Foreign ferns, such as the various adiantums, the "gold" and "silver" ferns, and many others, dry well, and retain their colour if care be used; nothing suits foreign birds better as a background than the ferns and grasses of the various countries they inhabit.

Paper used in the drying of botanical specimens is sold, but being too expensive for this particular purpose, a supply of large sheets of common grey paper used by ironmongers or grocers, or even brown paper, will suffice — the ferns should, directly they are gathered, be laid out straight on a board, or on a floor, and covered with paper, then more ferns, again a layer of paper, and so on — a board weighted with bricks should be placed over all, and suffered to remain for a few days; the ferns are then to be turned, the paper dried, and the process repeated.

When thoroughly dry, the ferns may be coloured with oil paint thinned with turps and varnish, sufficient to give lustre without shininess. Here and there break the green colour with white, red, blue, and yellow, in a manner which will occur to anyone having artistic ability. Ferns treated in this manner soon dry, and retain their colour for an indefinite period, the only thing to be said against them being their rather unnatural flatness — due to pressure; this, however, may be counteracted by a little judgment during the drying, one plan being the regulation of pressure at certain points, aided also by clean dry sand.

Several hard-leaved plants (mostly foreign) found in our conservatories are also excellent driers, many taking colour readily.

Many grasses (not the flowers, but the leaves or blades) dry well. Amongst the best of these is the "wiregrass," found in woods, growing especially over runnels in those localities. The flower also of this plant is most eligible as a decorative agent. The wood melick is another elegant and suitable plant.

The sedges (Carex) dry and colour well, as also several of the water-rushes, reeds, and flags. The "toad-rush" (Juncus bufonius), and its allies, found in damp places, by roads, by canals, and in pasture or corn-fields, dry and colour excellently.

Sphagnum, or bog moss, especially when having pink tips, is a most beautiful object; the only thing to be said against it is the difficulty of getting it free from water, and the length of time it takes afterwards to dry.

Mosses of various sorts growing in woods on trees — lichens, gold and grey, mosses or lichen-covered twigs, sprigs of heather, furze, sea-lavender — all dry well, and come in usefully.

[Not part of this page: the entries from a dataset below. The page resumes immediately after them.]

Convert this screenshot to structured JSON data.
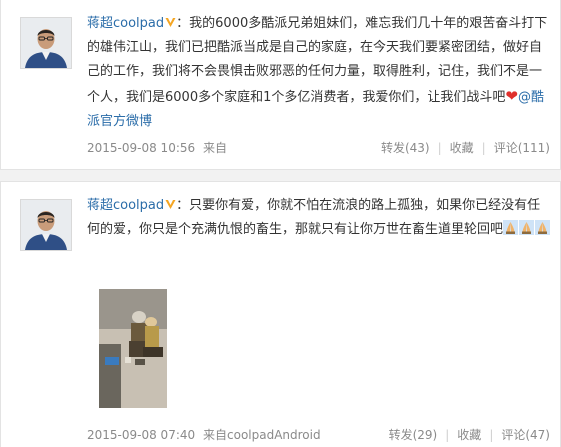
{
  "posts": [
    {
      "username": "蒋超coolpad",
      "colon": "：",
      "text_before_heart": "我的6000多酷派兄弟姐妹们，难忘我们几十年的艰苦奋斗打下的雄伟江山，我们已把酷派当成是自己的家庭，在今天我们要紧密团结，做好自己的工作，我们将不会畏惧击败邪恶的任何力量，取得胜利，记住，我们不是一个人，我们是6000多个家庭和1个多亿消费者，我爱你们，让我们战斗吧",
      "heart": "❤",
      "mention": "@酷派官方微博",
      "time": "2015-09-08 10:56",
      "source": "来自",
      "repost": "转发(43)",
      "favorite": "收藏",
      "comment": "评论(111)"
    },
    {
      "username": "蒋超coolpad",
      "colon": "：",
      "text": "只要你有爱，你就不怕在流浪的路上孤独，如果你已经没有任何的爱，你只是个充满仇恨的畜生，那就只有让你万世在畜生道里轮回吧",
      "emoji_icon": "praying-hands-icon",
      "time": "2015-09-08 07:40",
      "source": "来自coolpadAndroid",
      "repost": "转发(29)",
      "favorite": "收藏",
      "comment": "评论(47)"
    }
  ],
  "separator": "|",
  "colors": {
    "link": "#2b6da9",
    "meta": "#8a8a8a",
    "heart": "#e0302c",
    "verified_badge": "#f5a623"
  }
}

Many persons like their moss and grasses dyed: this is perhaps allowable in some cases for common work; but if a bird or a mammal is nicely mounted, the plainer the fitting, and nearer nature, the better. To those, however, who desire to dye their grasses, I recommend Judson's powder dyes as the readiest medium, the directions for manipulating which are given with them. Any rough grass in flower does for dyeing, and a visit to the fields just before haymaking will supply the amateur with all he wants for this.